Should I be patient?
Do I feel anxious because I'm competing against someone else?
Do I need to calm down?
What are the virtues of asserting my desires?
Last night and this morning, I've asked myself about a thousand times different variations of these questions. Chiefly, today is CD3 and I've got to decide to continue to take the 25mg or bump myself up to 50mg. I do remember Dr. S.tigen saying how she'd want me to do 25mg for four months, I think and if we didn't get pregnant I'd move on to Femara. Now, I know nothing about Femara and am not feeling good about taking that drug. I don't have a very good reason why I feel that way other than thinking we'll just run through the "Catholic" drugs until something works.
I'm pretty sure 50mg of Clomid is considered the starter dose since the pills only come in 50mg tablets. Maybe she's concerned about killing CM? I know the surgery was only five weeks ago but by the time I ovulate this month, I'll be seven weeks out. I want any medical intervention to work!!!! I did not go through all that testing and surgery to find out that my body systems are pretty darn normal and then just hang out and see what happens. I haven't heard any doctor explain to me why I'm not getting pregnant.
So, I called Trixie and asked her to ask the doctor if moving to 50mg today was OK. I told her I needed to know today.

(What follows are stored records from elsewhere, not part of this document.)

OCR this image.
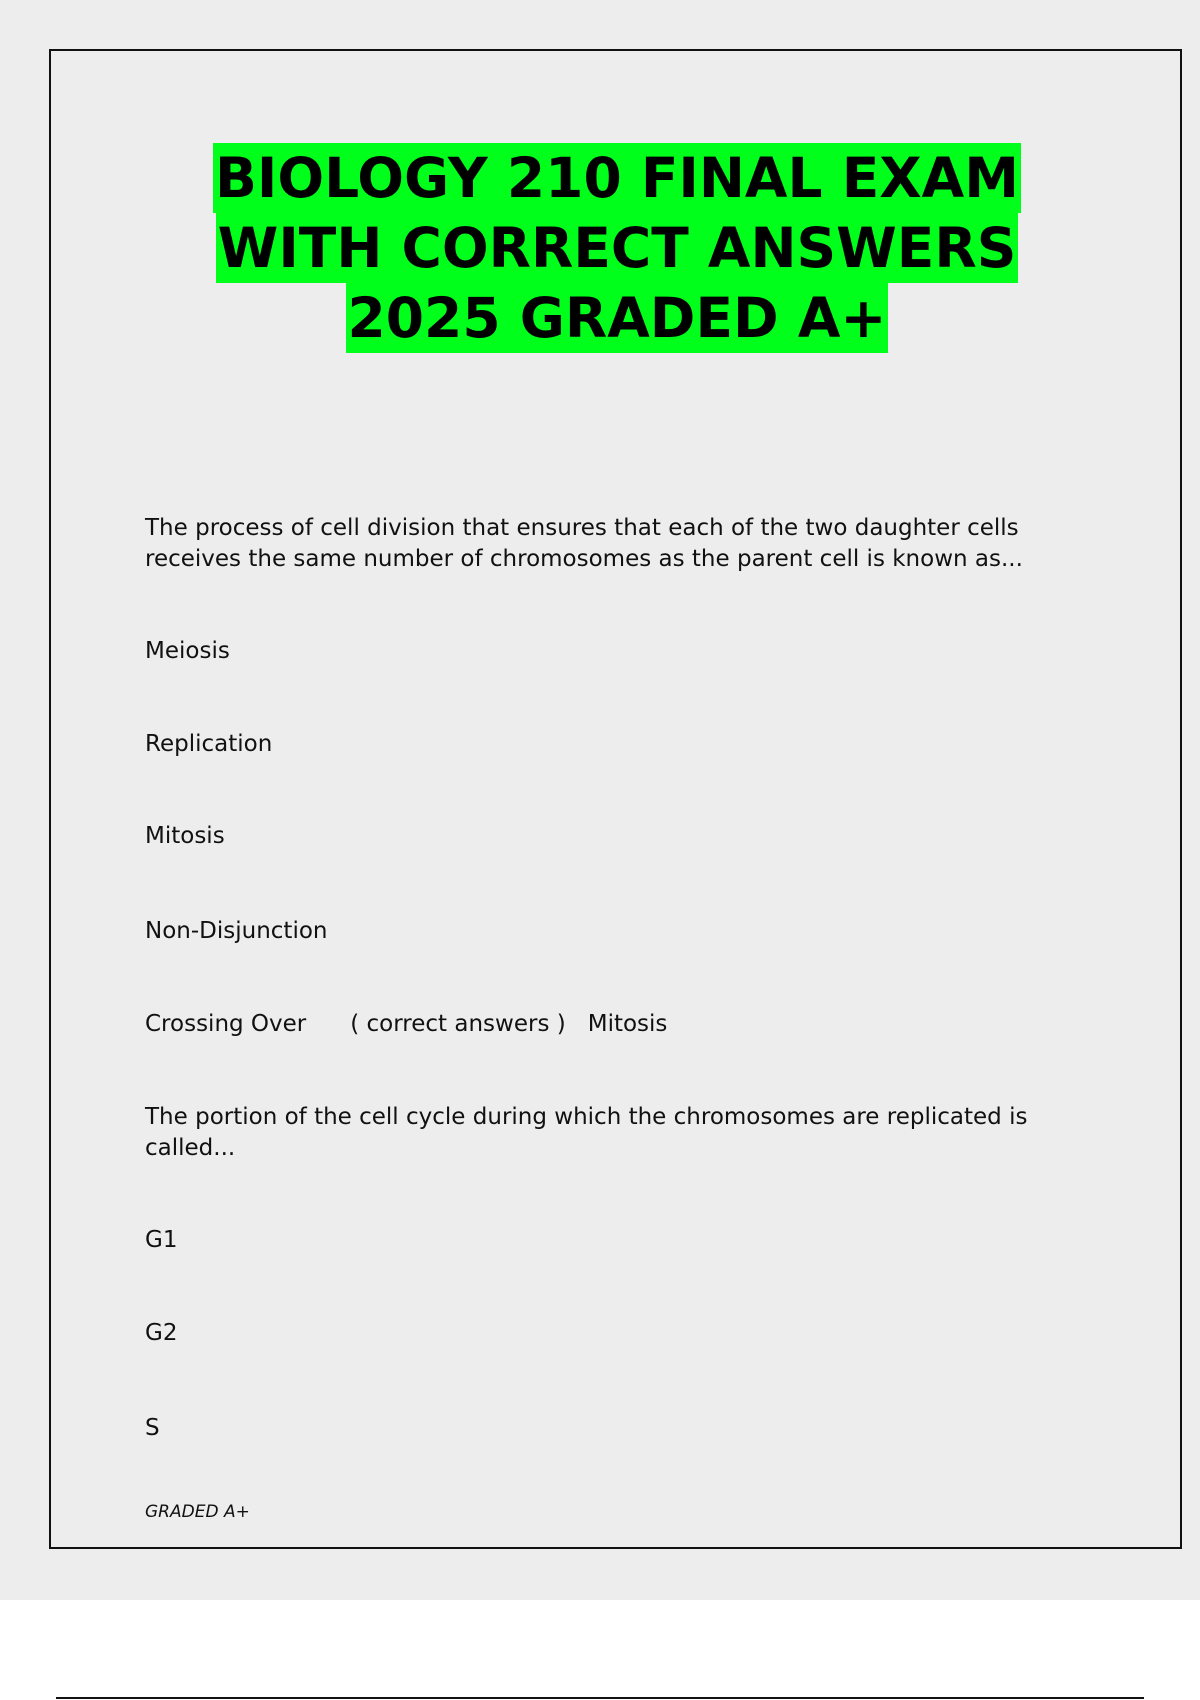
BIOLOGY 210 FINAL EXAM
WITH CORRECT ANSWERS
2025 GRADED A+
The process of cell division that ensures that each of the two daughter cells
receives the same number of chromosomes as the parent cell is known as...
Meiosis
Replication
Mitosis
Non-Disjunction
Crossing Over ( correct answers ) Mitosis
The portion of the cell cycle during which the chromosomes are replicated is
called...
G1
G2
S
GRADED A+
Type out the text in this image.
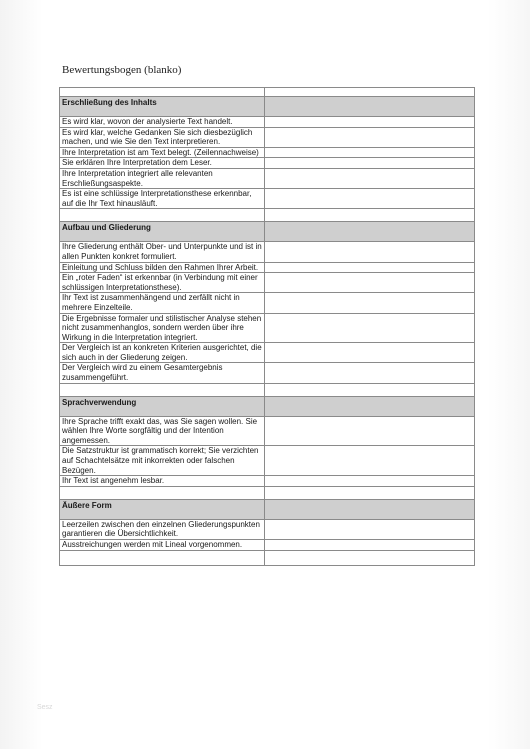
Bewertungsbogen (blanko)

Erschließung des Inhalts	
Es wird klar, wovon der analysierte Text handelt.	
Es wird klar, welche Gedanken Sie sich diesbezüglich machen, und wie Sie den Text interpretieren.	
Ihre Interpretation ist am Text belegt. (Zeilennachweise)	
Sie erklären Ihre Interpretation dem Leser.	
Ihre Interpretation integriert alle relevanten Erschließungsaspekte.	
Es ist eine schlüssige Interpretationsthese erkennbar, auf die Ihr Text hinausläuft.	

Aufbau und Gliederung	
Ihre Gliederung enthält Ober- und Unterpunkte und ist in allen Punkten konkret formuliert.	
Einleitung und Schluss bilden den Rahmen Ihrer Arbeit.	
Ein „roter Faden“ ist erkennbar (in Verbindung mit einer schlüssigen Interpretationsthese).	
Ihr Text ist zusammenhängend und zerfällt nicht in mehrere Einzelteile.	
Die Ergebnisse formaler und stilistischer Analyse stehen nicht zusammenhanglos, sondern werden über ihre Wirkung in die Interpretation integriert.	
Der Vergleich ist an konkreten Kriterien ausgerichtet, die sich auch in der Gliederung zeigen.	
Der Vergleich wird zu einem Gesamtergebnis zusammengeführt.	

Sprachverwendung	
Ihre Sprache trifft exakt das, was Sie sagen wollen. Sie wählen Ihre Worte sorgfältig und der Intention angemessen.	
Die Satzstruktur ist grammatisch korrekt; Sie verzichten auf Schachtelsätze mit inkorrekten oder falschen Bezügen.	
Ihr Text ist angenehm lesbar.	

Äußere Form	
Leerzeilen zwischen den einzelnen Gliederungspunkten garantieren die Übersichtlichkeit.	
Ausstreichungen werden mit Lineal vorgenommen.	

Sesz
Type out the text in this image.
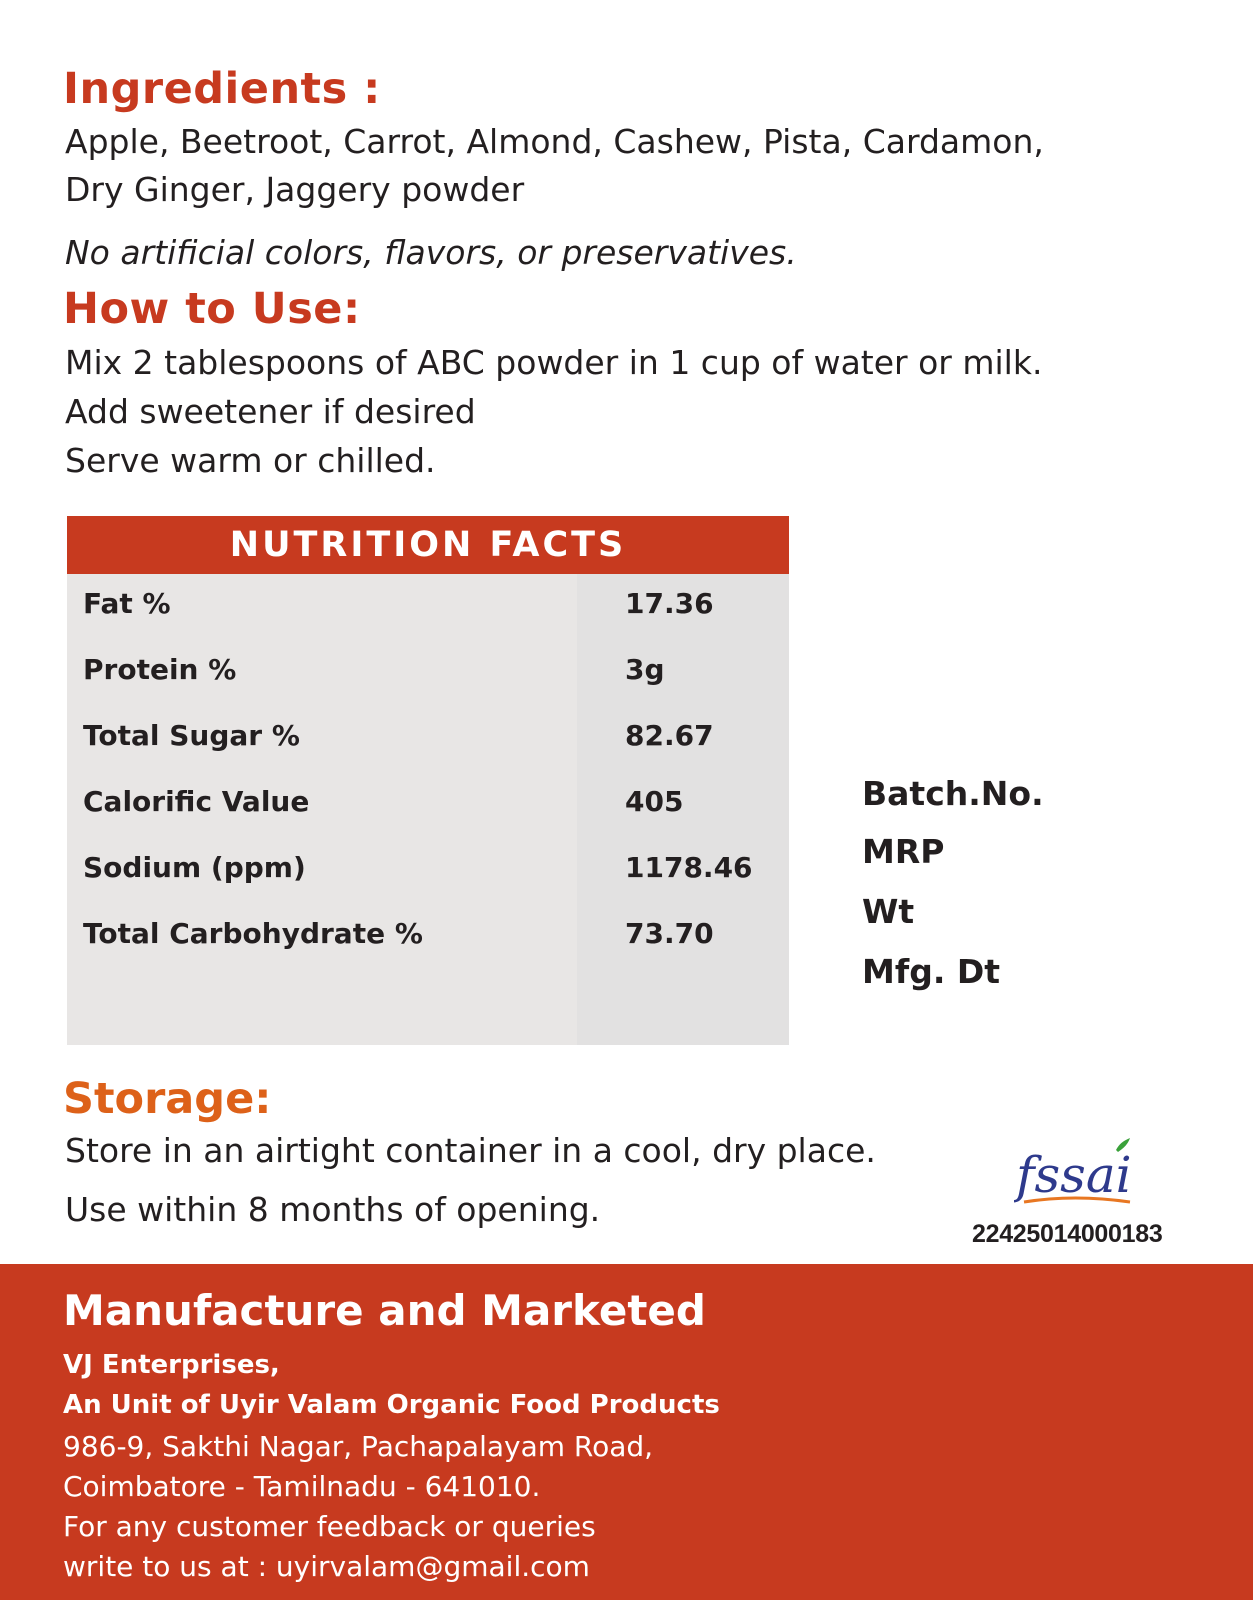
Ingredients :
Apple, Beetroot, Carrot, Almond, Cashew, Pista, Cardamon,
Dry Ginger, Jaggery powder
No artificial colors, flavors, or preservatives.
How to Use:
Mix 2 tablespoons of ABC powder in 1 cup of water or milk.
Add sweetener if desired
Serve warm or chilled.
NUTRITION FACTS
Fat %	17.36
Protein %	3g
Total Sugar %	82.67
Calorific Value	405
Sodium (ppm)	1178.46
Total Carbohydrate %	73.70
Batch.No.
MRP
Wt
Mfg. Dt
Storage:
Store in an airtight container in a cool, dry place.
Use within 8 months of opening.
fssai
22425014000183
Manufacture and Marketed
VJ Enterprises,
An Unit of Uyir Valam Organic Food Products
986-9, Sakthi Nagar, Pachapalayam Road,
Coimbatore - Tamilnadu - 641010.
For any customer feedback or queries
write to us at : uyirvalam@gmail.com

If I don't hear back, I'm not sure what I'll do. I missed the P+7 blood draw last cycle so maybe I didn't give the 25mg a fair chance? This sure would be a lot easier if I had someone local to do the follicle monitoring.
I was patient for seven months. I didn't start infertility testing until we'd had seven tries. This isn't normal. Normal people get pregnant within a couple months. I want action!